Komentarz ideologiczny:
Prowadzenie biznesu w dobie tak dynamicznego rozwoju technologii związanej z obiegiem informacji, określone jest w strategiczny sposób przez posiadanie i zarządzanie bezpieczeństwem tejże informacji. Dlatego też, zapewnienie bezpieczeństwa informacji stanowi obecnie jedno z najważniejszych wyzwań strategicznych każdej organizacji, a liczba zagrożeń pojawiających się wewnątrz i z zewnątrz organizacji wzrasta, szczególnie w przypadku wprowadzania na rynek nowych produktów i rozwiązań biznesowych. Jednocześnie informacja stanowi bardzo często najwyższą wartość w organizacji. Każda firma posiada informacje wrażliwe, które nie są jawne i pozostają interesujące na przykład dla konkurencji. Informacja wrażliwa to informacja stanowiąca własność organizacji, która nie jest dostępna publicznie i ma wpływ na pozycję rynkową i koniunkturę organizacji.
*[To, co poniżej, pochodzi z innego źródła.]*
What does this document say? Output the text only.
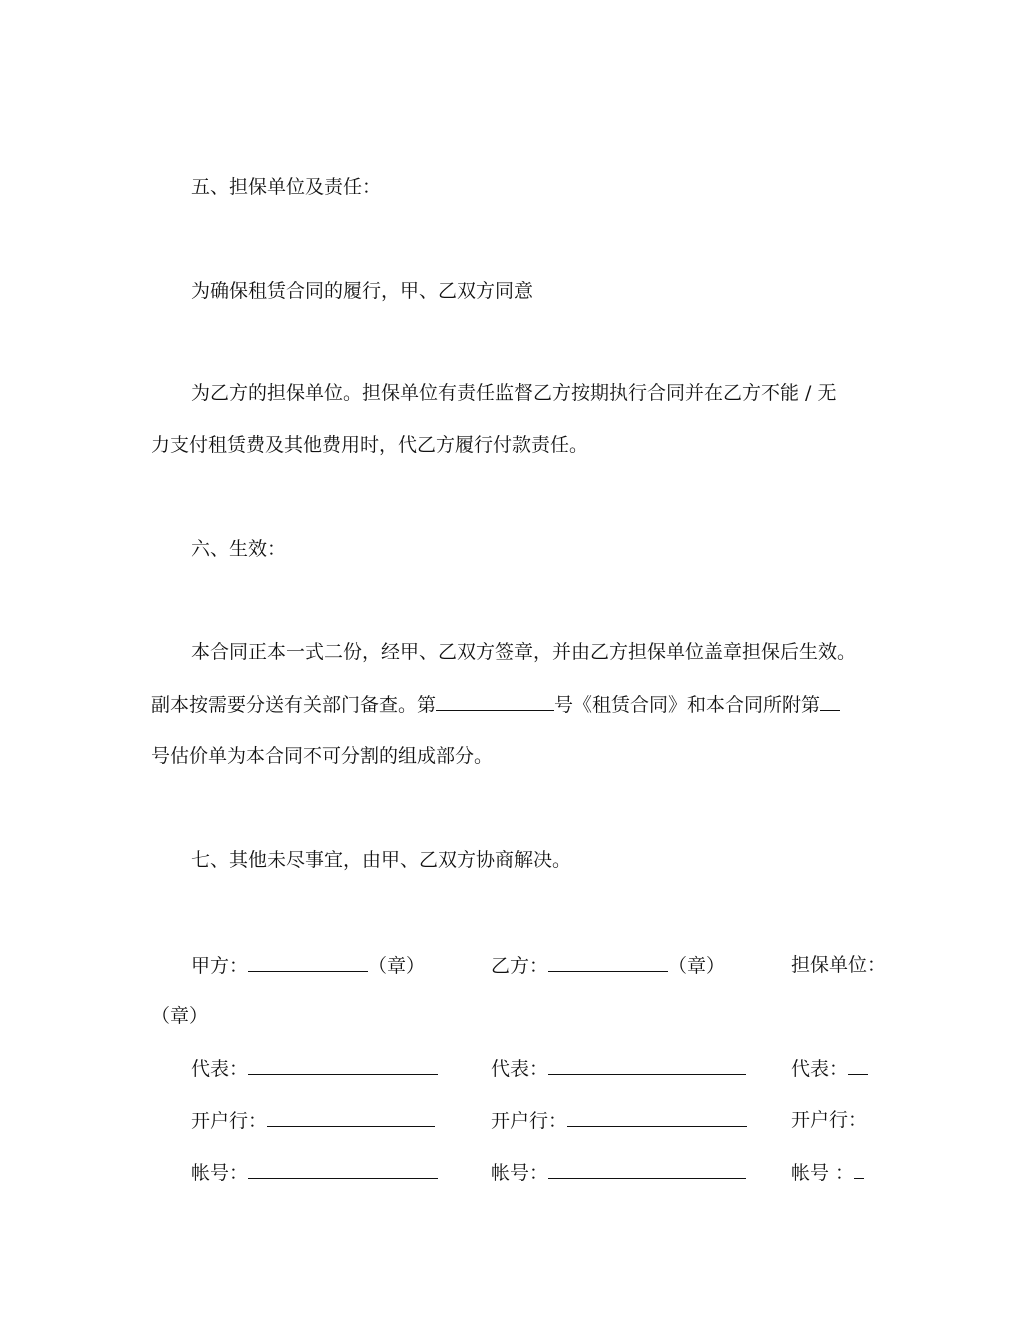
五、担保单位及责任：
为确保租赁合同的履行，甲、乙双方同意
为乙方的担保单位。担保单位有责任监督乙方按期执行合同并在乙方不能 / 无
力支付租赁费及其他费用时，代乙方履行付款责任。
六、生效：
本合同正本一式二份，经甲、乙双方签章，并由乙方担保单位盖章担保后生效。
副本按需要分送有关部门备查。第	号《租赁合同》和本合同所附第
号估价单为本合同不可分割的组成部分。
七、其他未尽事宜，由甲、乙双方协商解决。
甲方：	（章）	乙方：	（章）	担保单位：
（章）
代表：	代表：	代表：
开户行：	开户行：	开户行：
帐号：	帐号：	帐号 ：
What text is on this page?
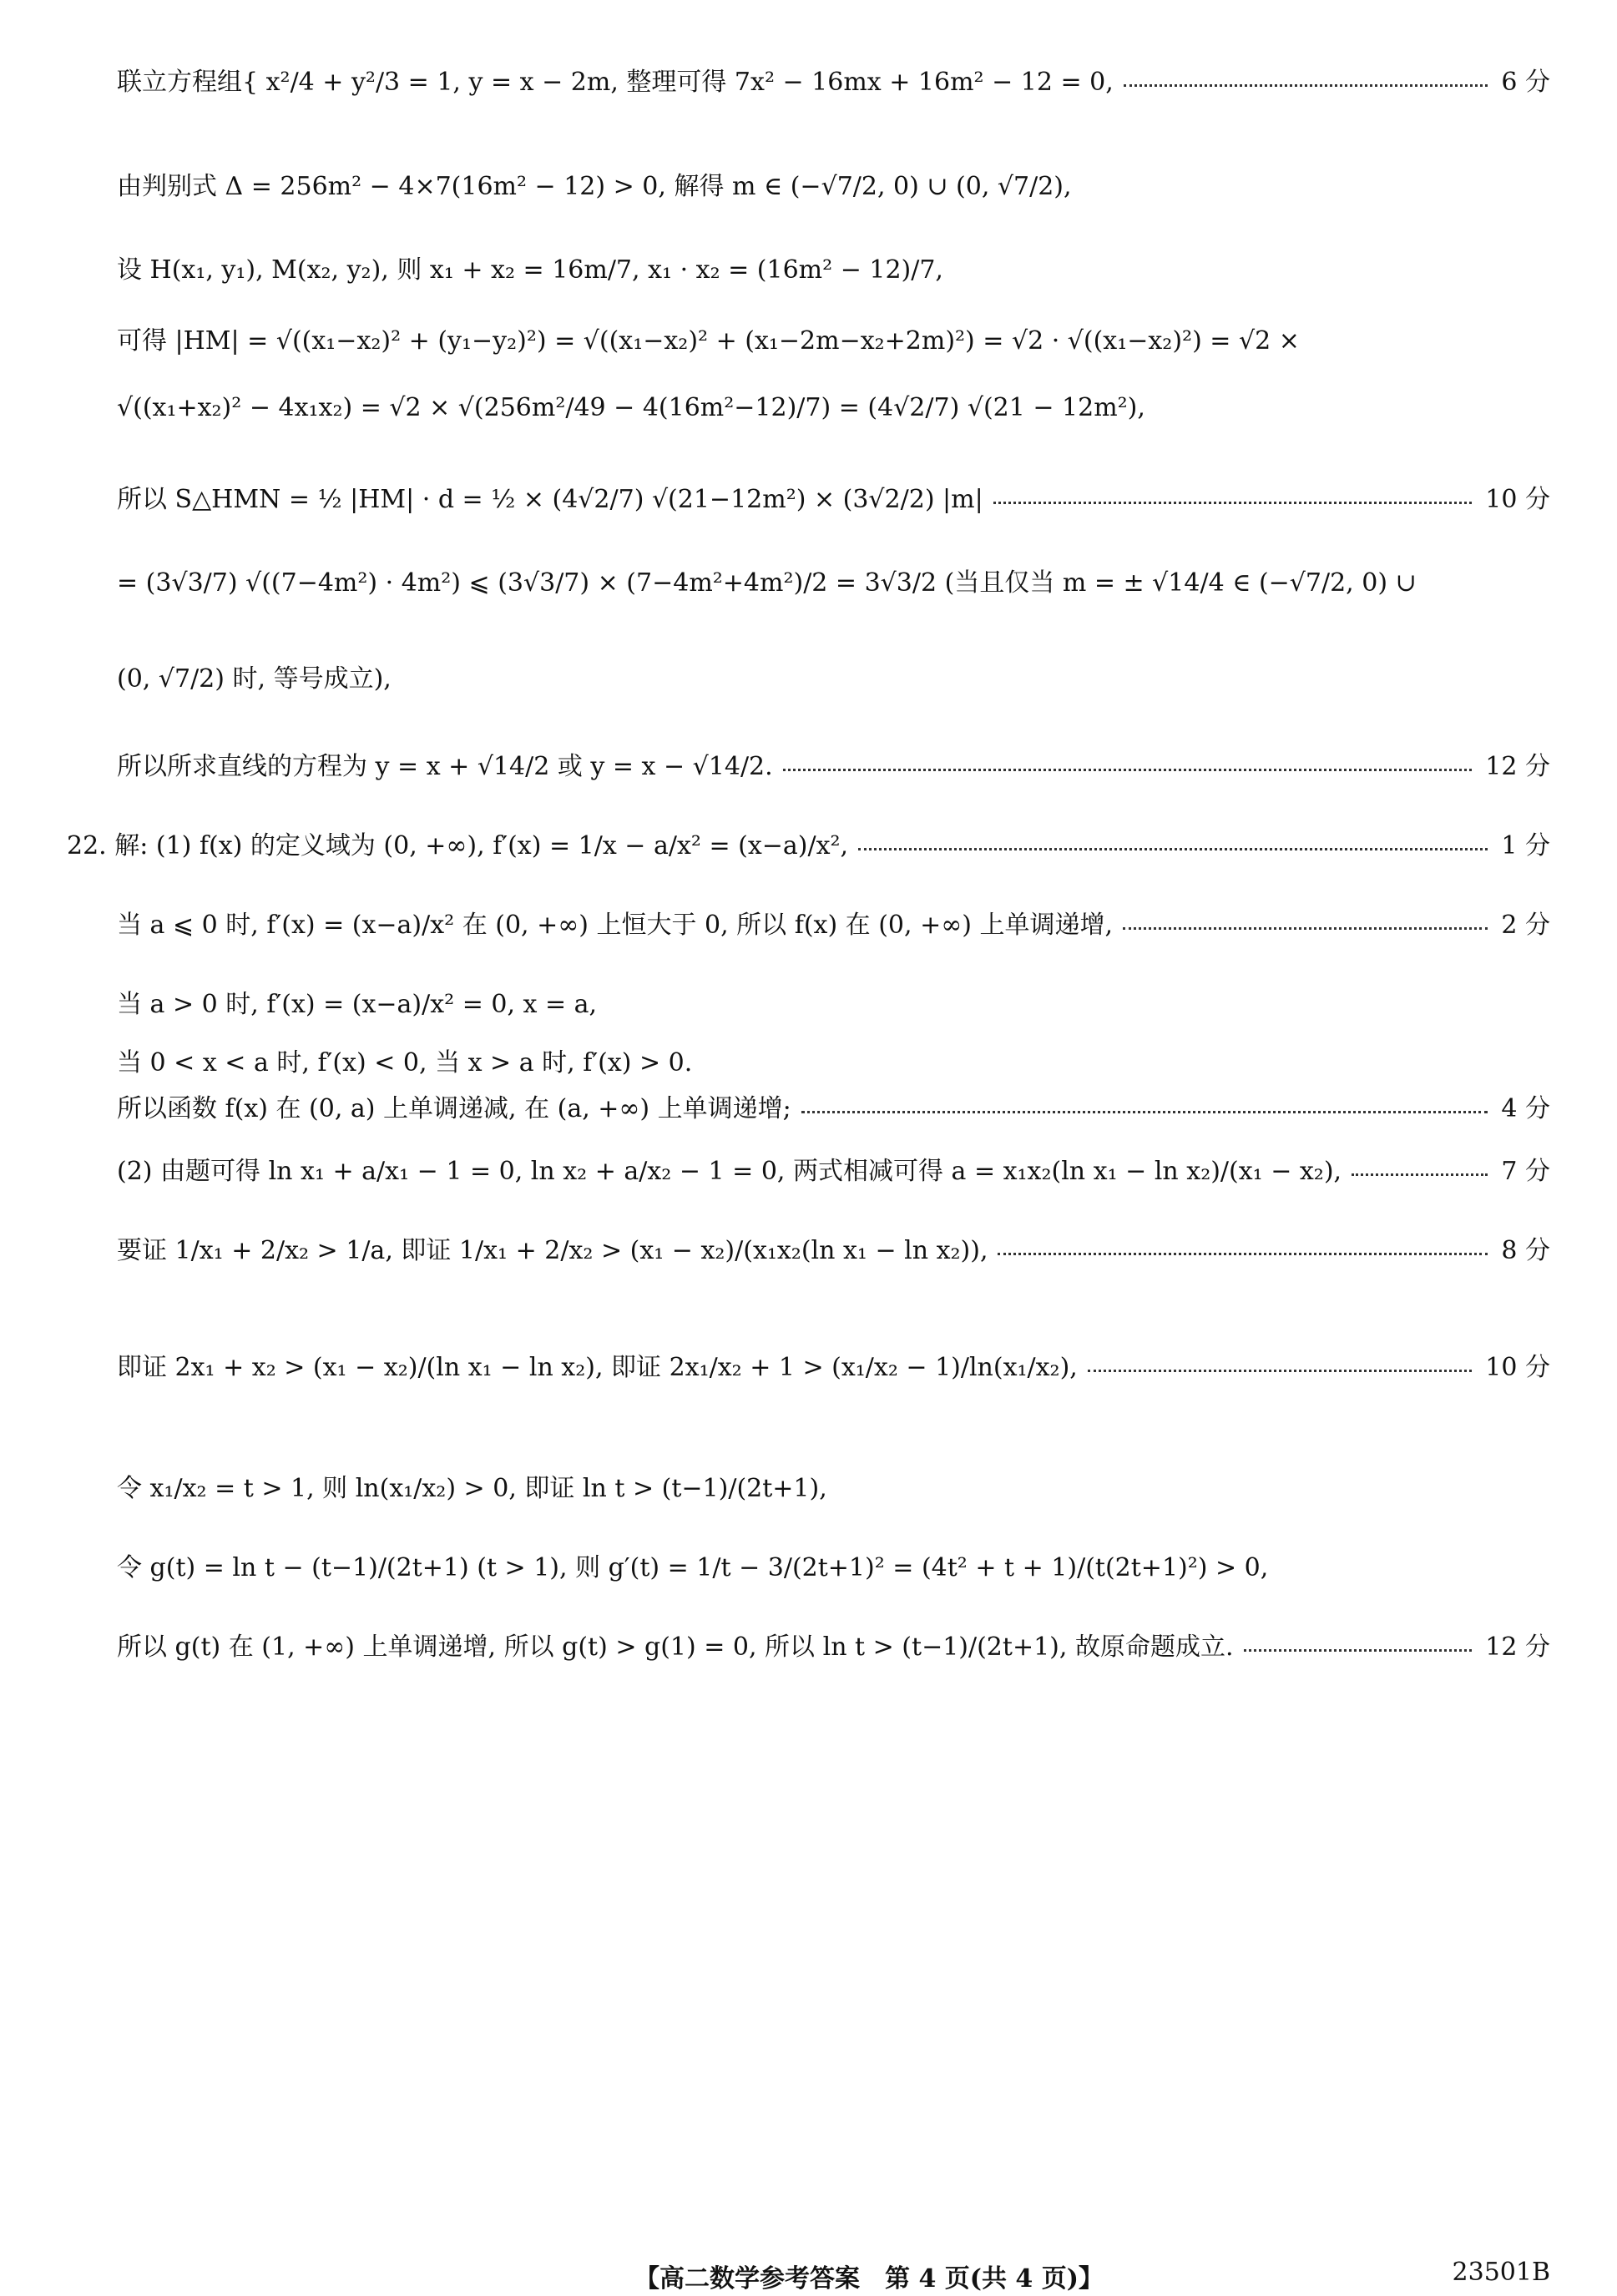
联立方程组{ x²/4 + y²/3 = 1, y = x − 2m, 整理可得 7x² − 16mx + 16m² − 12 = 0,	6 分
由判别式 Δ = 256m² − 4×7(16m² − 12) > 0, 解得 m ∈ (−√7/2, 0) ∪ (0, √7/2),
设 H(x₁, y₁), M(x₂, y₂), 则 x₁ + x₂ = 16m/7, x₁ · x₂ = (16m² − 12)/7,
可得 |HM| = √((x₁−x₂)² + (y₁−y₂)²) = √((x₁−x₂)² + (x₁−2m−x₂+2m)²) = √2 · √((x₁−x₂)²) = √2 ×
√((x₁+x₂)² − 4x₁x₂) = √2 × √(256m²/49 − 4(16m²−12)/7) = (4√2/7) √(21 − 12m²),
所以 S△HMN = ½ |HM| · d = ½ × (4√2/7) √(21−12m²) × (3√2/2) |m|	10 分
= (3√3/7) √((7−4m²) · 4m²) ⩽ (3√3/7) × (7−4m²+4m²)/2 = 3√3/2 (当且仅当 m = ± √14/4 ∈ (−√7/2, 0) ∪
(0, √7/2) 时, 等号成立),
所以所求直线的方程为 y = x + √14/2 或 y = x − √14/2.	12 分
22. 解: (1) f(x) 的定义域为 (0, +∞), f′(x) = 1/x − a/x² = (x−a)/x²,	1 分
当 a ⩽ 0 时, f′(x) = (x−a)/x² 在 (0, +∞) 上恒大于 0, 所以 f(x) 在 (0, +∞) 上单调递增,	2 分
当 a > 0 时, f′(x) = (x−a)/x² = 0, x = a,
当 0 < x < a 时, f′(x) < 0, 当 x > a 时, f′(x) > 0.
所以函数 f(x) 在 (0, a) 上单调递减, 在 (a, +∞) 上单调递增;	4 分
(2) 由题可得 ln x₁ + a/x₁ − 1 = 0, ln x₂ + a/x₂ − 1 = 0, 两式相减可得 a = x₁x₂(ln x₁ − ln x₂)/(x₁ − x₂),	7 分
要证 1/x₁ + 2/x₂ > 1/a, 即证 1/x₁ + 2/x₂ > (x₁ − x₂)/(x₁x₂(ln x₁ − ln x₂)),	8 分
即证 2x₁ + x₂ > (x₁ − x₂)/(ln x₁ − ln x₂), 即证 2x₁/x₂ + 1 > (x₁/x₂ − 1)/ln(x₁/x₂),	10 分
令 x₁/x₂ = t > 1, 则 ln(x₁/x₂) > 0, 即证 ln t > (t−1)/(2t+1),
令 g(t) = ln t − (t−1)/(2t+1) (t > 1), 则 g′(t) = 1/t − 3/(2t+1)² = (4t² + t + 1)/(t(2t+1)²) > 0,
所以 g(t) 在 (1, +∞) 上单调递增, 所以 g(t) > g(1) = 0, 所以 ln t > (t−1)/(2t+1), 故原命题成立.	12 分
【高二数学参考答案　第 4 页(共 4 页)】	23501B
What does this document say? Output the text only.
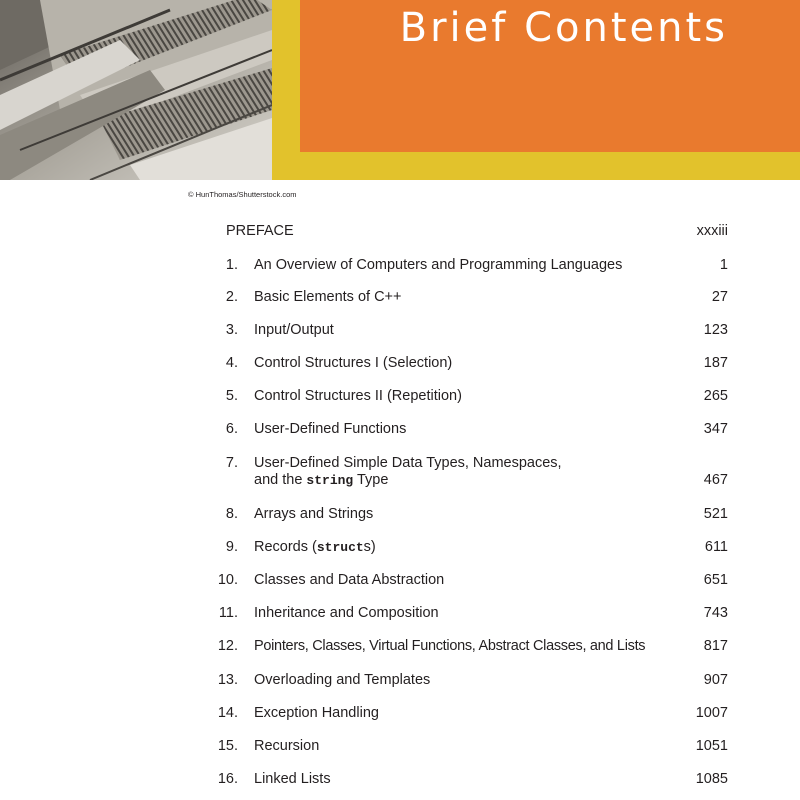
Brief Contents
© HunThomas/Shutterstock.com
PREFACE	xxxiii
1. An Overview of Computers and Programming Languages	1
2. Basic Elements of C++	27
3. Input/Output	123
4. Control Structures I (Selection)	187
5. Control Structures II (Repetition)	265
6. User-Defined Functions	347
7. User-Defined Simple Data Types, Namespaces,
and the string Type	467
8. Arrays and Strings	521
9. Records (structs)	611
10. Classes and Data Abstraction	651
11. Inheritance and Composition	743
12. Pointers, Classes, Virtual Functions, Abstract Classes, and Lists	817
13. Overloading and Templates	907
14. Exception Handling	1007
15. Recursion	1051
16. Linked Lists	1085
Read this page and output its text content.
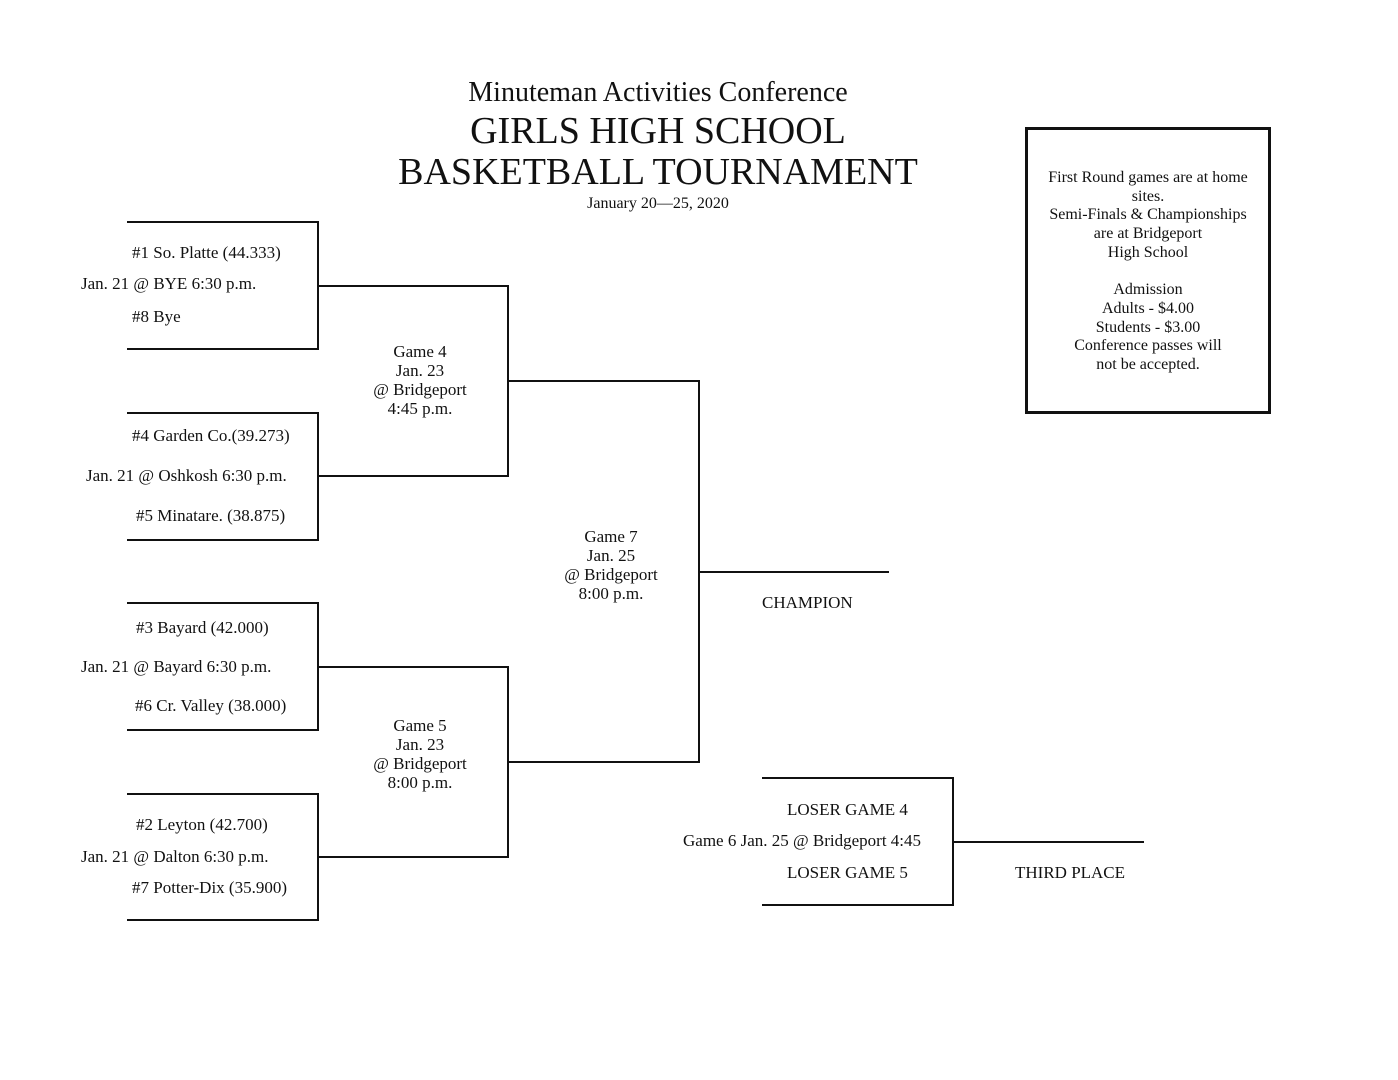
Minuteman Activities Conference
GIRLS HIGH SCHOOL
BASKETBALL TOURNAMENT
January 20—25, 2020
First Round games are at home
sites.
Semi-Finals & Championships
are at Bridgeport
High School
Admission
Adults - $4.00
Students - $3.00
Conference passes will
not be accepted.
#1 So. Platte (44.333)
Jan. 21 @ BYE 6:30 p.m.
#8 Bye
#4 Garden Co.(39.273)
Jan. 21 @ Oshkosh 6:30 p.m.
#5 Minatare. (38.875)
#3 Bayard (42.000)
Jan. 21 @ Bayard 6:30 p.m.
#6 Cr. Valley (38.000)
#2 Leyton (42.700)
Jan. 21 @ Dalton 6:30 p.m.
#7 Potter-Dix (35.900)
Game 4
Jan. 23
@ Bridgeport
4:45 p.m.
Game 5
Jan. 23
@ Bridgeport
8:00 p.m.
Game 7
Jan. 25
@ Bridgeport
8:00 p.m.	CHAMPION
LOSER GAME 4
Game 6 Jan. 25 @ Bridgeport 4:45
LOSER GAME 5	THIRD PLACE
Informację tę mogą stanowić, strategie rynkowe, wyniki badań naukowych, wyniki ekonomiczne osiągnięte przez firmę, wprowadzane na rynek produkty, plany i prognozy, pozycje negocjacyjne, plany marketingowe, prototypy itp. Każdego roku różne firmy z całego świata tracą miliardy dolarów w wyniku kradzieży lub wycieku tego typu informacji. Straty mogą powstać natychmiastowo np. poprzez utratę strategicznego kontraktu lub w dłuższym horyzoncie czasowym w postaci stopniowego przejmowania przez konkurencję klientów firmy. Niejednokrotnie firma dotknięta kradzieżą lub wyciekiem informacji nie orientuje się w tej sytuacji - spostrzega jedynie z pozoru niewyjaśnioną utratę pozycji na rynku.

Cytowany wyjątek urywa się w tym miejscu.